La sentenza penale ha efficacia di giudicato nel processo tributario?
di Angelo GinexSovente gli atti tributari sono emanati dall’Amministrazione finanziaria sulla base del materiale probatorio emerso nel corso di indagini penali (ad esempio, processi verbali di ispezione e perquisizione, sequestri, verbali di dichiarazioni, brogliacci, intercettazioni e così via), a seguito dei rilievi fiscali eseguiti dalla Guardia di Finanza.
Secondo l’attuale assetto normativo, contenuto nell’articolo 20 D.Lgs. 74/2000 che ha introdotto il sistema del c.d. doppio binario, il procedimento amministrativo di accertamento e il processo tributario non possono essere sospesi per la pendenza del procedimento penale avente ad oggetto i medesimi fatti, o fatti dal cui accertamento comunque dipende la relativa definizione.

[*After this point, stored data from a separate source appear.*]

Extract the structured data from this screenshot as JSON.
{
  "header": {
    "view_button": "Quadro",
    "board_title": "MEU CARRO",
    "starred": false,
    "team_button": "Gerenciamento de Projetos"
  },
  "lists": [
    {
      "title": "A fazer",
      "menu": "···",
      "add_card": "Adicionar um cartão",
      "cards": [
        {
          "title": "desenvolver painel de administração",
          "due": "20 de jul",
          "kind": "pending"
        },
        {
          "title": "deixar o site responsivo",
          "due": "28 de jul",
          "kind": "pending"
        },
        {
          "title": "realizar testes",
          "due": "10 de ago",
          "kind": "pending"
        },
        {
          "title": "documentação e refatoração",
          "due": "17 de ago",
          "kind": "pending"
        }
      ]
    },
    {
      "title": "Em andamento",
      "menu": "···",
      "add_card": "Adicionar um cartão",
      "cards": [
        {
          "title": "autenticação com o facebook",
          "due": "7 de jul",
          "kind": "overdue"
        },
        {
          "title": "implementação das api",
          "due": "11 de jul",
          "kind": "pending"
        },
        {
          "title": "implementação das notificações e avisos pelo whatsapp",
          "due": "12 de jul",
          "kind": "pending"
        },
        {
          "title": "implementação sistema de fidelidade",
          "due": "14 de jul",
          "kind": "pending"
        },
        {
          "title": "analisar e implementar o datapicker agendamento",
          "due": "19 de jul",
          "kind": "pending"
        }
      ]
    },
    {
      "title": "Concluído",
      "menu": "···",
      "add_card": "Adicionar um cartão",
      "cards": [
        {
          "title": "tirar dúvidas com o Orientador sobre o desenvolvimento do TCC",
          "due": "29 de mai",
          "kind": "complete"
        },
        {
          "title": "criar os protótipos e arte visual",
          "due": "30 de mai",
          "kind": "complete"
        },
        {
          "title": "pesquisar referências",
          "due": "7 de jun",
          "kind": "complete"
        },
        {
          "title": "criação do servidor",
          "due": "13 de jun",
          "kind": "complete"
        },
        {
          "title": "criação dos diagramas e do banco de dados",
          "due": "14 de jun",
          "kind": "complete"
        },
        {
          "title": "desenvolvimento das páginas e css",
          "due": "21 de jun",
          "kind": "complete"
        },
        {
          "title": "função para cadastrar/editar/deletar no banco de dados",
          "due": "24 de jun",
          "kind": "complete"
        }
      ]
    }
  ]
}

Ciò significa che nessuna prevalenza è accordata ad un accertamento piuttosto che ad un altro e, pertanto, i due procedimenti e processi possono instaurarsi, proseguire e concludersi autonomamente.
Tuttavia, ciò non significa che il sistema delineato sia a compartimenti stagni, ma, al contrario, esso è caratterizzato da un apposito sistema di regole di comunicazione fissato dal legislatore e continuamente alimentato dalla giurisprudenza di legittimità.

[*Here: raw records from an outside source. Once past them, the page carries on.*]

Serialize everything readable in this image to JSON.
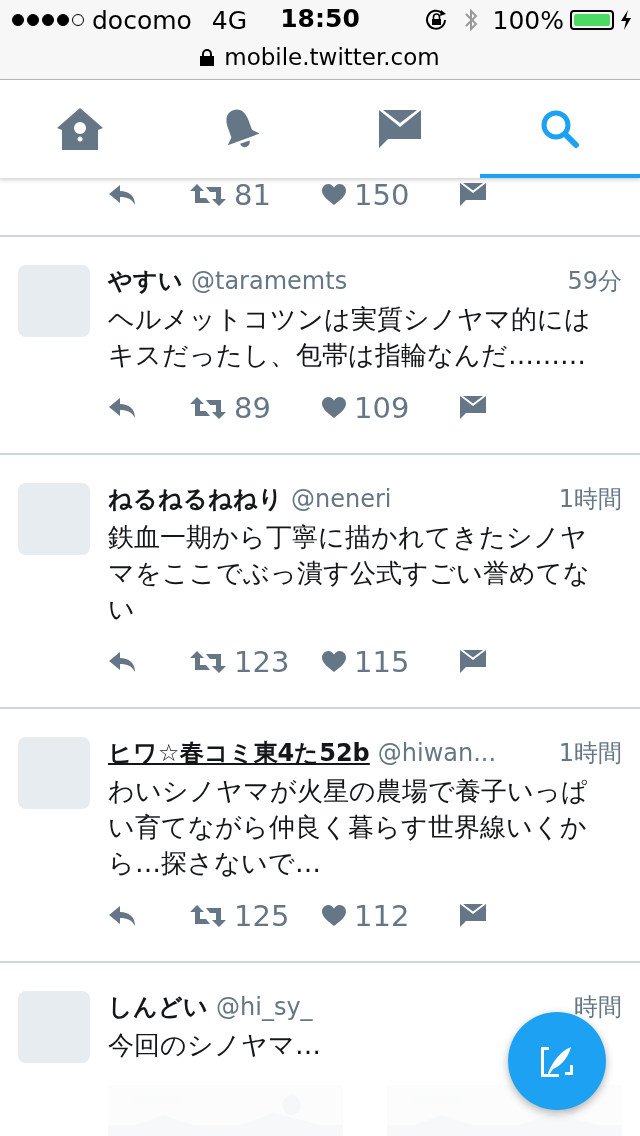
{
  "status_bar": {
    "carrier": "docomo",
    "network": "4G",
    "time": "18:50",
    "battery_text": "100%",
    "battery": {
      "level": 1
    },
    "charging": true
  },
  "address_bar": {
    "url": "mobile.twitter.com",
    "secure": true
  },
  "tabs": [
    {
      "kind": "home",
      "selected": false
    },
    {
      "kind": "notifications",
      "selected": false
    },
    {
      "kind": "messages",
      "selected": false
    },
    {
      "kind": "search",
      "selected": true
    }
  ],
  "partial_tweet": {
    "retweets": "81",
    "likes": "150"
  },
  "tweets": [
    {
      "name": "やすい",
      "handle": "@taramemts",
      "time": "59分",
      "underlined": false,
      "text": "ヘルメットコツンは実質シノヤマ的にはキスだったし、包帯は指輪なんだ………",
      "retweets": "89",
      "likes": "109"
    },
    {
      "name": "ねるねるねねり",
      "handle": "@neneri",
      "time": "1時間",
      "underlined": false,
      "text": "鉄血一期から丁寧に描かれてきたシノヤマをここでぶっ潰す公式すごい誉めてない",
      "retweets": "123",
      "likes": "115"
    },
    {
      "name": "ヒワ☆春コミ東4た52b",
      "handle": "@hiwan...",
      "time": "1時間",
      "underlined": true,
      "text": "わいシノヤマが火星の農場で養子いっぱい育てながら仲良く暮らす世界線いくから…探さないで…",
      "retweets": "125",
      "likes": "112"
    },
    {
      "name": "しんどい",
      "handle": "@hi_sy_",
      "time": "時間",
      "underlined": false,
      "text": "今回のシノヤマ…"
    }
  ]
}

Un importante sistema di comunicazione è previsto dagli articoli 33, comma 3, e 36 D.P.R. 600/1973 e 63, comma 1, D.P.R. 633/1972, i quali consentono la trasmigrazione in sede tributaria delle informazioni acquisite nell’ambito del procedimento penale, previa autorizzazione dell’Autorità Giudiziaria, che può essere concessa anche in deroga all’articolo 329 c.p.p., e quindi anche prima della cessazione del segreto investigativo, che perdura generalmente non oltre la chiusura delle indagini preliminari.
Le disposizioni citate non contengono alcuna preclusione di sorta, in relazione sia alla natura del reato che al genere di risultanza, sicché deve ritenersi generalmente ammesso l’utilizzo fiscale degli elementi probatori (anche di natura non strettamente documentale) emersi in ogni indagine penale, anche prima della chiusura delle indagini preliminari.
Una valutazione di sintesi della giurisprudenza può essere racchiusa nel principio secondo cui “il giudice tributario può legittimamente fondare il proprio convincimento anche sulla generalità degli elementi di prova acquisiti nel processo penale, purché tali elementi vengano sottoposti ad una propria autonoma valutazione secondo le regole tipiche della distribuzione dell’onere probatorio valevoli ai soli fini fiscali” (cfr., Cassazione, sentenza n. 6918/2013).
Per quanto concerne gli effetti del giudicato penale sul processo tributario, la giurisprudenza è costante nell’affermare che, secondo l’assetto normativo vigente, nel giudizio tributario nessuna automatica autorità di cosa giudicata può attribuirsi alla sentenza penale irrevocabile, di condanna o di assoluzione, emessa in materia di reati tributari, ancorché i fatti esaminati siano gli stessi che fondano l’accertamento, dal momento che nel processo tributario vigono i limiti in materia di prova previsti dall’articolo 7, comma 4, D.Lgs. 546/1992 e trovano ingresso anche presunzioni semplici, di per sé inidonee a supportare una pronuncia penale di condanna.
Tuttavia, ferma la non vincolatività del giudicato penale, “il giudice tributario, nell’esercizio dei propri autonomi poteri di valutazione della condotta delle parti e del materiale probatorio acquisito agli atti, è tenuto a verificare la rilevanza, rispetto alla fattispecie tributaria soggetta ad esame, di tutti gli elementi desumibili dall’inchiesta e dalla sentenza penale” (cfr., ex multis Cassazione, sentenze nn. 9442/2017, 6211/2015, 8129/2012 e 20740/2010).
In definitiva, il quadro generale che emerge dalle posizioni dinanzi richiamate depone per l’assenza di condizionamenti diretti ed immediati del giudicato penale rispetto alle decisioni del giudice tributario, ma, al contempo, per la sussistenza di un “potere-dovere” dello stesso giudice tributario di prendere comunque in considerazione, in assoluta autonomia e nel rispetto delle proprie regole processuali, gli elementi risultanti dalla sentenza penale, nonché la valutazione che degli stessi è stata operata dal giudice penale, dando piena contezza del percorso argomentativo seguito in sede di motivazione.